MPF aciona Justiça para impedir que Receita Federal negue isenção de IPI a pessoas com deficiência

MPF aciona Justiça para impedir que Receita Federal negue isenção de IPI a pessoas com deficiência

Ação civil pública pede suspensão imediata de indeferimentos baseados apenas em CNH sem restrições e solicita revisão de pedidos negados nos últimos dois anos, além de R$ 500 mil por dano moral coletivo. 

Porto Velho, RO - O Ministério Público Federal (MPF) ajuizou uma ação civil pública contra a União para que a Receita Federal do Brasil deixe de negar a isenção do Imposto sobre Produtos Industrializados (IPI) na compra de veículos por pessoas com deficiência. A medida questiona casos em que o benefício foi indeferido apenas pelo fato de o requerente possuir Carteira Nacional de Habilitação (CNH) válida e sem restrições.

Segundo a investigação do MPF, a Receita Federal passou a interpretar que possuir uma CNH comum seria incompatível com a condição de deficiência. No entanto, o órgão sustenta que esse critério não está previsto na Lei nº 8.989/1995, norma que regulamenta a concessão da isenção de IPI para a aquisição de veículos por pessoas com deficiência.

O caso teve início após uma pessoa diagnosticada com Transtorno do Espectro Autista (TEA) ter o pedido de isenção negado com base nesse entendimento.

De acordo com a procuradora da República Mariane Guimarães de Mello, autora da ação, a legislação não exige que a carteira de motorista possua restrições para que o benefício seja concedido.
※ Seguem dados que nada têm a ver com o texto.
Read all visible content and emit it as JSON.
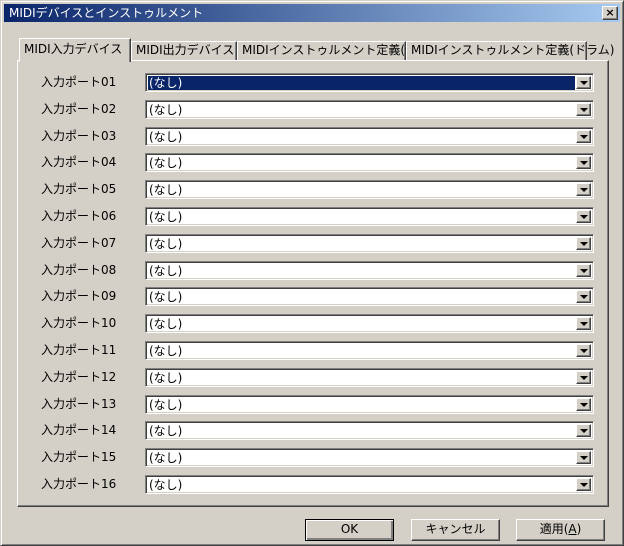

Para o MPF, a prática adotada pela Receita cria uma barreira indevida ao acesso a um direito que deveria justamente ampliar a mobilidade e a inclusão social das pessoas com deficiência.

Pedidos à Justiça

Na ação, o MPF solicita que a Justiça determine, em caráter de urgência, que a Receita Federal deixe de utilizar a existência de CNH válida como fundamento para negar o benefício.

O órgão também pede que todos os pedidos de isenção negados nos últimos dois anos com base nesse critério sejam reanalisados no prazo de até 90 dias. Além disso, a ação requer a condenação da União ao pagamento de R$ 500 mil por dano moral coletivo.

A ação tramita na Justiça Federal sob o número 1013315-78.2026.4.01.3500.